Tarih, aklı selimler için her zaman yol göstericidir. Kürt meselesinde söz sahibi olmak isteyenler Mahabat Kürt Cumhuriyeti'nin akibeti konusunda akademik bir titizlikle bilgilenme çabasında olmalı. ABD'nin, daha doğru ifadesiyle doların ve eksik altının sahipleri olan Gladyo'nun "Türkiye'nin meşru müdafaa hakkını tanıyoruz" demesi, İngiltere ve Rusya derin devletlerinin, 1946'da "İran'ın Kürtlere karşı meşru müdafaa hakkını tanıyoruz" demesiyle birebir aynı. Oysa İngiliz ve Rus derin devleti, İran'ın enerji kaynaklarına konmak için Kürtlere epey gaz vermişti. İran Başbakan'ı, Rusya'ya gidip Bolşeviklerin isteklerini kabul edince, ne Kürt kaldı ne de Kürdistan.
Washington'da yemekli toplantıya davet edildikleri için mutluluktan havaya uçanları, "biji Obama" diye slogan atanları (bu arada sıkı solcularımızın birden sıkı Amerikancı olma hızına saştım kaldım doğrusu, bir de seçim döneminde Kürtçülerimizin MHP ile bile kuzu sarması olma hızı var!) epey de uyardık fakat dinletemedik.
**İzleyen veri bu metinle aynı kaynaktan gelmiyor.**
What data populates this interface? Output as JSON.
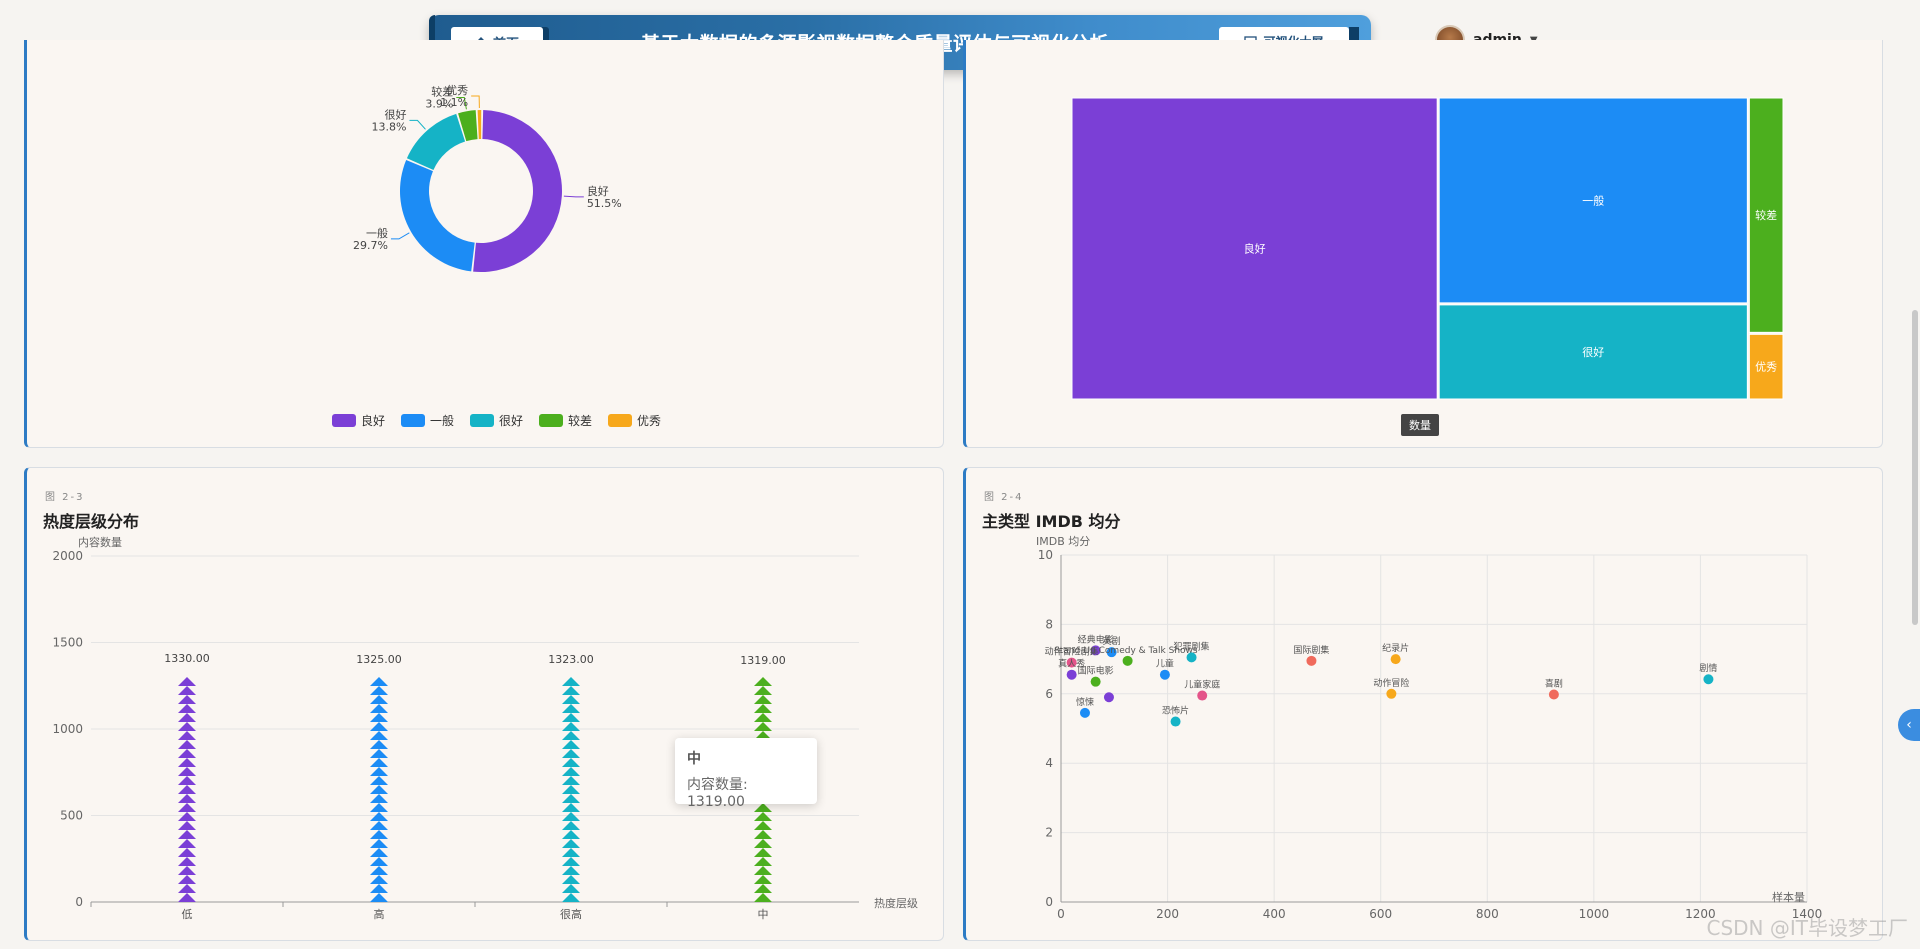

Washington'daki yemeğin mutluluğu ile gözleri birşey görmez olmuştu. Hazretleri aynen şunu söylüyordu "ABD bağımsız bir Kürdistan için bizi destekleme kararı aldı bundan sonra sırtımız yere gelmez!.."
Vay be!....
Hangi ABD? Sağlık, eğitim, ulaşım, çöp toplama gibi hizmetleri veren ABD mi, yoksa paranın ve eksik altının sahibi olanların ABD'si mi?
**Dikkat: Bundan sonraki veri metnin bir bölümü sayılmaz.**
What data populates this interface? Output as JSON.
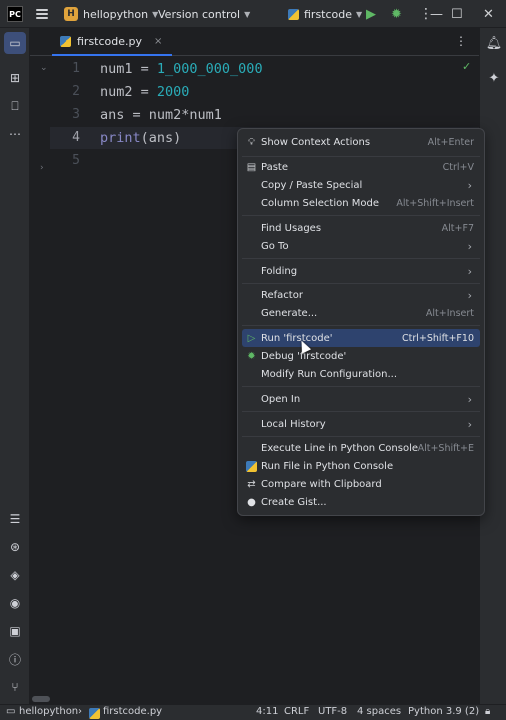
{
  "titlebar": {
    "logo": "PC",
    "project_badge": "H",
    "project_name": "hellopython",
    "vcs_label": "Version control",
    "run_config": "firstcode",
    "minimize": "—",
    "maximize": "☐",
    "close": "✕"
  },
  "tab": {
    "filename": "firstcode.py",
    "close": "×",
    "more": "⋮"
  },
  "editor": {
    "line_numbers": [
      "1",
      "2",
      "3",
      "4",
      "5"
    ],
    "lines": [
      {
        "var": "num1",
        "op": " = ",
        "val": "1_000_000_000"
      },
      {
        "var": "num2",
        "op": " = ",
        "val": "2000"
      },
      {
        "text": "ans = num2*num1"
      },
      {
        "fn": "print",
        "rest": "(ans)"
      }
    ],
    "check": "✓"
  },
  "context_menu": {
    "items": [
      {
        "label": "Show Context Actions",
        "shortcut": "Alt+Enter",
        "icon": "bulb-icon"
      },
      {
        "label": "Paste",
        "shortcut": "Ctrl+V",
        "icon": "paste-icon"
      },
      {
        "label": "Copy / Paste Special",
        "submenu": "›"
      },
      {
        "label": "Column Selection Mode",
        "shortcut": "Alt+Shift+Insert"
      },
      {
        "label": "Find Usages",
        "shortcut": "Alt+F7"
      },
      {
        "label": "Go To",
        "submenu": "›"
      },
      {
        "label": "Folding",
        "submenu": "›"
      },
      {
        "label": "Refactor",
        "submenu": "›"
      },
      {
        "label": "Generate...",
        "shortcut": "Alt+Insert"
      },
      {
        "label": "Run 'firstcode'",
        "shortcut": "Ctrl+Shift+F10",
        "icon": "run-icon"
      },
      {
        "label": "Debug 'firstcode'",
        "icon": "debug-icon"
      },
      {
        "label": "Modify Run Configuration..."
      },
      {
        "label": "Open In",
        "submenu": "›"
      },
      {
        "label": "Local History",
        "submenu": "›"
      },
      {
        "label": "Execute Line in Python Console",
        "shortcut": "Alt+Shift+E"
      },
      {
        "label": "Run File in Python Console",
        "icon": "python-icon"
      },
      {
        "label": "Compare with Clipboard",
        "icon": "compare-icon"
      },
      {
        "label": "Create Gist...",
        "icon": "github-icon"
      }
    ]
  },
  "status": {
    "project": "hellopython",
    "sep": "›",
    "file": "firstcode.py",
    "position": "4:11",
    "line_sep": "CRLF",
    "encoding": "UTF-8",
    "indent": "4 spaces",
    "interpreter": "Python 3.9 (2)"
  },
  "colors": {
    "accent": "#3574f0",
    "selection": "#2e436e",
    "number": "#2aacb8",
    "builtin": "#8888c6",
    "run_green": "#5fb865"
  }
}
Sakın paranın sahipleri tarafından atanan zavallı Obama'dan aldık bu sözü demeyin. Adama bir yerleriyle gülerler. Yeni başlayanlar için hatırlatayım —özellikle Kürt hevallerim için—, John Kennedy'nin suikastle öldürülmesinden sonra hiç bir ABD başkanı seçimle iş başına gelmedi. Çünkü seçimle iş başına gelenler Federal Reserve Bank'a kafa tutmak gibi kötü alışkanlıklara sahiptiler. (Erdoğan de Merkez Bankası'na kafa tutuyor)
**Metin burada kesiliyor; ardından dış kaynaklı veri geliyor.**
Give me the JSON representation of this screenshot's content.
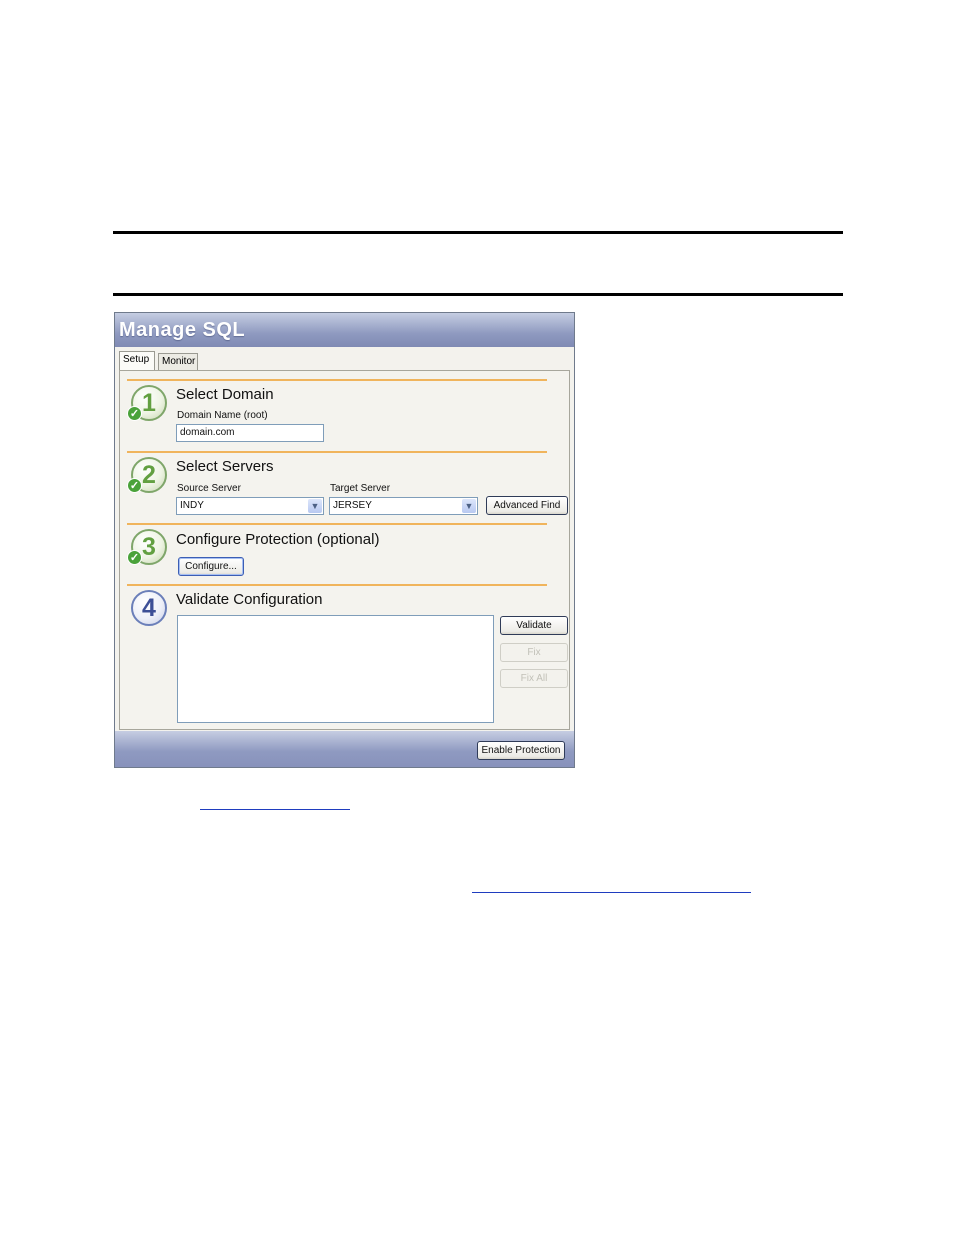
{
  "window": {
    "title": "Manage SQL"
  },
  "tabs": [
    {
      "label": "Setup",
      "active": true
    },
    {
      "label": "Monitor",
      "active": false
    }
  ],
  "steps": {
    "domain": {
      "number": "1",
      "title": "Select Domain",
      "field_label": "Domain Name (root)",
      "field_value": "domain.com",
      "completed": true
    },
    "servers": {
      "number": "2",
      "title": "Select Servers",
      "source_label": "Source Server",
      "source_value": "INDY",
      "target_label": "Target Server",
      "target_value": "JERSEY",
      "advanced_find_label": "Advanced Find",
      "completed": true
    },
    "protection": {
      "number": "3",
      "title": "Configure Protection (optional)",
      "configure_label": "Configure...",
      "completed": true
    },
    "validate": {
      "number": "4",
      "title": "Validate Configuration",
      "validate_label": "Validate",
      "fix_label": "Fix",
      "fix_all_label": "Fix All",
      "completed": false
    }
  },
  "footer": {
    "enable_protection_label": "Enable Protection"
  },
  "colors": {
    "title_bar": "#8f9ac0",
    "separator": "#f0b45c",
    "step_done": "#62a041",
    "step_pending": "#3d4f96"
  },
  "icons": {
    "step_complete": "check-icon",
    "combo_arrow": "chevron-down-icon"
  }
}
Paranın ve eksik altının sahipleri yani kısaca Gladyo için Türkiye'nin yeri ayrıdır. Bir kere Türkiye NATO ülkesi. Boru değil, NATO! İkincisi Türkiye Cumhuriyeti devleti bizzat Gladyo tarafından kuruldu, daha doğru ifadesiyle belirlenen şartlara uyması koşuluyla kurulmasına izin verildi. Bu anlamda Türkiye, ABD ve İsrail'in 100 yıllık müttefikidir. Gelelim can alıcı soruya: Gladyo Türkiye'yi mi yoksa Kürtleri mi tercih eder?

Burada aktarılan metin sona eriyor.